Prometheus, like Alien before it, seems to carry within it the DNA of several progenitor films. The stowaway Weyland seems like a riff on Dark Star‘s frozen Commander Powell gag, though it’s more in line with an idea abandoned in Blade Runner, where Eldon Tyrell is revealed to be harboured away within a stasis chamber. Some of the spacesuits evoke Planet of the Vampires; the Space Jockey’s battle with the Trilobite creature evokes panels from Dan O’Bannon/Moebius’ The Long Tomorrow (panels from the comic strip can even be seen pinned to production storyboards); and the Space Jockey temple is very clearly derived from HR Giger’s Harkonnen Castle design from Jodorowsky’s unmade Dune. But most important is the film’s tie to Alien itself.
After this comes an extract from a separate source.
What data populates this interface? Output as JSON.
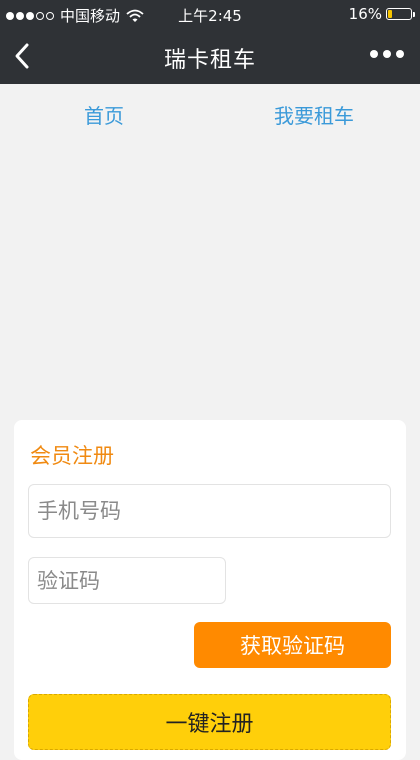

Beyond the obvious Space Jockey creature and derelict spacecraft (now fully functional and called the Juggernaut), Prometheus returns to ideas abandoned in the original film: from major themes like ancient alien civilisations and von Däniken-esque interstellar gods, to little nods like the crew of the Prometheus salvaging a Space Jockey’s head, just as the crewmen of Dan O’Bannon’s script return to their ship with the ossified head of the derelict’s pilot. Though Alien presented the Space Jockey and its cargo as beings that are entirely distant from us, the universe was rendered smaller in Prometheus by linking the Engineers to Earth’s history. However, this is not necessarily any less Lovecraftian than the original film: in the Lovecraft mythos and cosmogony, which Dan O’Bannon drew heavily on, ancient alien deities once ruled the Earth, but have since fallen into a death-like slumber. Their awakening will spell the end for humanity. The parallels here with Prometheus are obvious.

Alien went to where the Old Ones lived,” claimed Dan O’Bannon. It was a decades-long journey, but Prometheus, for all it successes and failures, turned its needle back towards some central core of the Alien mythos, which had been diverted over the years by Ripley-centric sequels and comic book mash-ups.

Speaking to the BBC about Prometheus and the planet housing the Space Jockey facility, LV-223, Ridley stated: “Yeah, it’s not the same planet [from Alien] at all … If there was a sequel to this, which there might be if the film is successful, there’ll be two more of these before you even get to Alien.”

In an interview with movies.com, Scott said: “From the very beginning, I was working from a premise that lent itself to a sequel. I really don’t want to meet God in the first one. I want to leave it open to [Dr. Elizabeth Shaw] saying, ‘I don’t want to go back to where I came from. I want to go where they came from’ … I’d love to explore where the hell [Dr. Shaw] goes next and what she does when she gets there, because if it is paradise, paradise cannot be what you think it is. Paradise has a connotation of being extremely sinister and ominous …”

Ridley Scott on the Orrery/pilot chamber set. Destination: Paradise?